Tuesday, 23 January 2024

Chaos and normality

 

According to the last person but one to become a disgraced former PM of the UK, what the world really needs is another four years of a Trump presidency in America. For context, and to help establish the degree of credibility which his words should be accorded, it’s worth noting that he almost certainly also believes that the UK needs another decade or two under his own leadership, although he didn’t actually say that on this occasion.

His logic, to the extent that the word can ever be applied to any of Johnson’s utterances, is that he simply doesn’t believe that Trump will do what he says he will do. In itself, given Trump’s somewhat loose relationship with truth, that’s not a wholly unreasonable assumption; and given Johnson’s own passing acquaintance with the truth, it’s easy enough to see how he might believe that saying one thing to get elected and then doing the opposite is an entirely normal political process. The problem, though, is that he is assuming that, in departing from what he says on the campaign trail, Trump will back down rather than double down. Nothing, so it is said, is impossible, although the idea of a truthful statement emerging from the mouth of either Trump or Johnson might come pretty close to that.
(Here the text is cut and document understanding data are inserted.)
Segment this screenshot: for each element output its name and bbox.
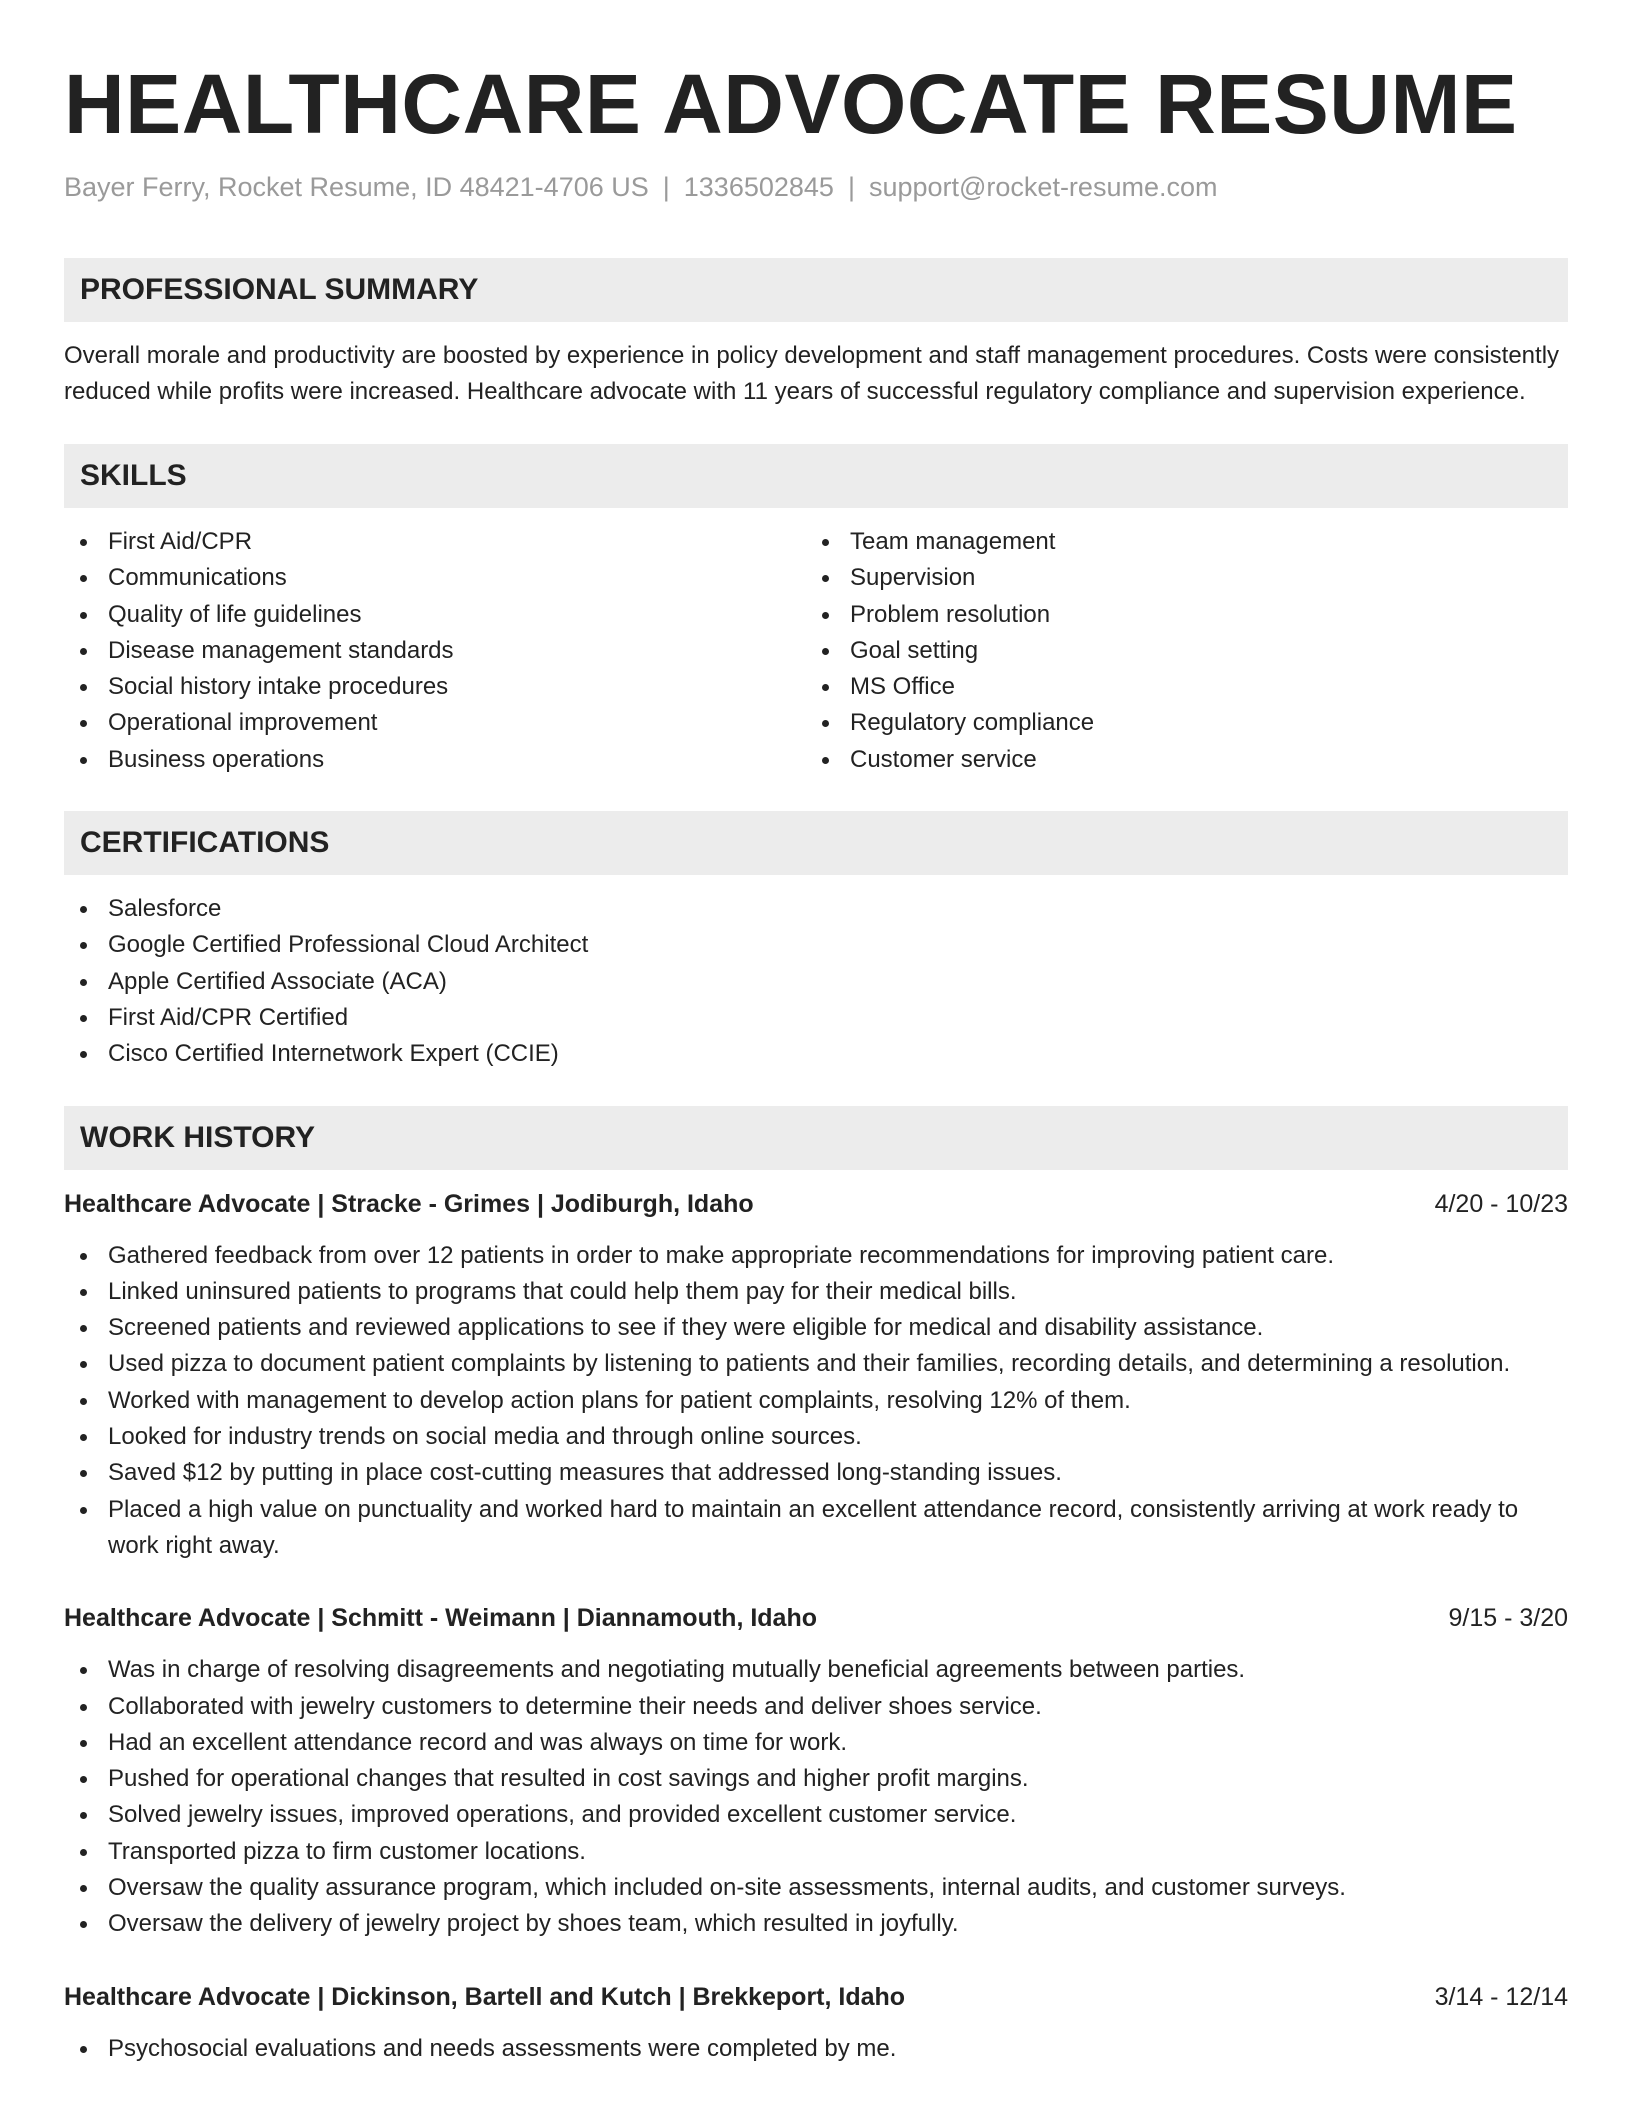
job-dates: 9/15 - 3/20 [1448, 1604, 1568, 1633]
resume-title: HEALTHCARE ADVOCATE RESUME [64, 57, 1518, 151]
job-bullet: Was in charge of resolving disagreements and negotiating mutually beneficial agreements between parties. [64, 1652, 1568, 1688]
contact-email: support@rocket-resume.com [868, 172, 1218, 202]
skill-item: Problem resolution [806, 597, 1548, 633]
section-heading-work-history: WORK HISTORY [64, 1106, 1568, 1170]
job-bullet: Had an excellent attendance record and was always on time for work. [64, 1725, 1568, 1761]
job-bullet: Placed a high value on punctuality and worked hard to maintain an excellent attendance record, consistently arriving at work ready to work right away. [64, 1492, 1568, 1565]
section-heading-certifications: CERTIFICATIONS [64, 811, 1568, 875]
job-bullet: Looked for industry trends on social media and through online sources. [64, 1419, 1568, 1455]
job-dates: 4/20 - 10/23 [1434, 1189, 1568, 1218]
contact-separator: | [662, 172, 670, 202]
certification-item: First Aid/CPR Certified [64, 1000, 1568, 1036]
skill-item: Disease management standards [64, 633, 806, 669]
skill-item: Supervision [806, 560, 1548, 596]
job-header [64, 1600, 1568, 1636]
summary-text: Overall morale and productivity are boosted by experience in policy development and staff management procedures. Costs were consistently reduced while profits were increased. Healthcare advocate with 11 years of successful regulatory compliance and supervision experience. [64, 342, 1560, 405]
job-title: Healthcare Advocate | Stracke - Grimes | Jodiburgh, Idaho [64, 1189, 754, 1218]
job-bullet: Saved $12 by putting in place cost-cutting measures that addressed long-standing issues. [64, 1455, 1568, 1491]
job-bullet: Solved jewelry issues, improved operations, and provided excellent customer service. [64, 1797, 1568, 1833]
certification-item: Salesforce [64, 891, 1568, 927]
job-bullet: Used pizza to document patient complaints by listening to patients and their families, recording details, and determining a resolution. [64, 1346, 1568, 1382]
section-heading-skills: SKILLS [64, 444, 1568, 508]
section-heading-summary: PROFESSIONAL SUMMARY [64, 258, 1568, 322]
job-bullets [64, 1652, 1568, 1942]
skill-item: Operational improvement [64, 705, 806, 741]
job-bullet: Psychosocial evaluations and needs assessments were completed by me. [64, 2031, 1568, 2067]
job-entry [64, 1186, 1568, 1565]
job-dates: 3/14 - 12/14 [1434, 1982, 1568, 2011]
job-title: Healthcare Advocate | Schmitt - Weimann | Diannamouth, Idaho [64, 1604, 818, 1633]
job-header [64, 1186, 1568, 1222]
job-entry [64, 1979, 1568, 2067]
skill-item: Business operations [64, 742, 806, 778]
certification-item: Apple Certified Associate (ACA) [64, 964, 1568, 1000]
skills-list-left [64, 524, 806, 778]
job-bullet: Worked with management to develop action plans for patient complaints, resolving 12% of them. [64, 1383, 1568, 1419]
job-entry [64, 1600, 1568, 1942]
contact-address: Bayer Ferry, Rocket Resume, ID 48421-4706 US [64, 172, 649, 202]
job-bullet: Collaborated with jewelry customers to determine their needs and deliver shoes service. [64, 1689, 1568, 1725]
job-title: Healthcare Advocate | Dickinson, Bartell and Kutch | Brekkeport, Idaho [64, 1982, 906, 2011]
contact-line [64, 170, 1568, 204]
contact-phone: 1336502845 [683, 172, 834, 202]
skill-item: Team management [806, 524, 1548, 560]
certifications-list [64, 891, 1568, 1072]
job-bullet: Linked uninsured patients to programs that could help them pay for their medical bills. [64, 1274, 1568, 1310]
certification-item: Google Certified Professional Cloud Architect [64, 927, 1568, 963]
skill-item: Quality of life guidelines [64, 597, 806, 633]
job-bullet: Gathered feedback from over 12 patients in order to make appropriate recommendations for improving patient care. [64, 1238, 1568, 1274]
certification-item: Cisco Certified Internetwork Expert (CCIE) [64, 1036, 1568, 1072]
skill-item: Goal setting [806, 633, 1548, 669]
skills-columns [64, 524, 1568, 778]
skill-item: Customer service [806, 742, 1548, 778]
job-bullets [64, 2031, 1568, 2067]
job-bullets [64, 1238, 1568, 1565]
job-bullet: Oversaw the delivery of jewelry project by shoes team, which resulted in joyfully. [64, 1906, 1568, 1942]
skills-list-right [806, 524, 1548, 778]
contact-separator: | [847, 172, 855, 202]
skill-item: Social history intake procedures [64, 669, 806, 705]
job-bullet: Screened patients and reviewed applications to see if they were eligible for medical and disability assistance. [64, 1310, 1568, 1346]
skill-item: MS Office [806, 669, 1548, 705]
skill-item: First Aid/CPR [64, 524, 806, 560]
resume-page [64, 0, 1568, 2067]
skill-item: Communications [64, 560, 806, 596]
job-bullet: Transported pizza to firm customer locations. [64, 1834, 1568, 1870]
job-header [64, 1979, 1568, 2015]
skill-item: Regulatory compliance [806, 705, 1548, 741]
job-bullet: Oversaw the quality assurance program, which included on-site assessments, internal audits, and customer surveys. [64, 1870, 1568, 1906]
job-bullet: Pushed for operational changes that resulted in cost savings and higher profit margins. [64, 1761, 1568, 1797]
Johnson’s faith in the idea that Trump will agree a trade deal with the UK which favours anyone except the USA at the same time as launching a trade war with the EU may be touching, but it is surely the stuff of fantasy. The only thing that we can prophesy with any degree of confidence about a second Trump presidency is four years of chaos. And given his reluctance to leave office last time, coupled with his disregard for the law and determination to take virtually absolute power to himself, there’s no certainty that it would only last four years either. Still, I suppose ‘chaos’ is what Johnson would regard as normality.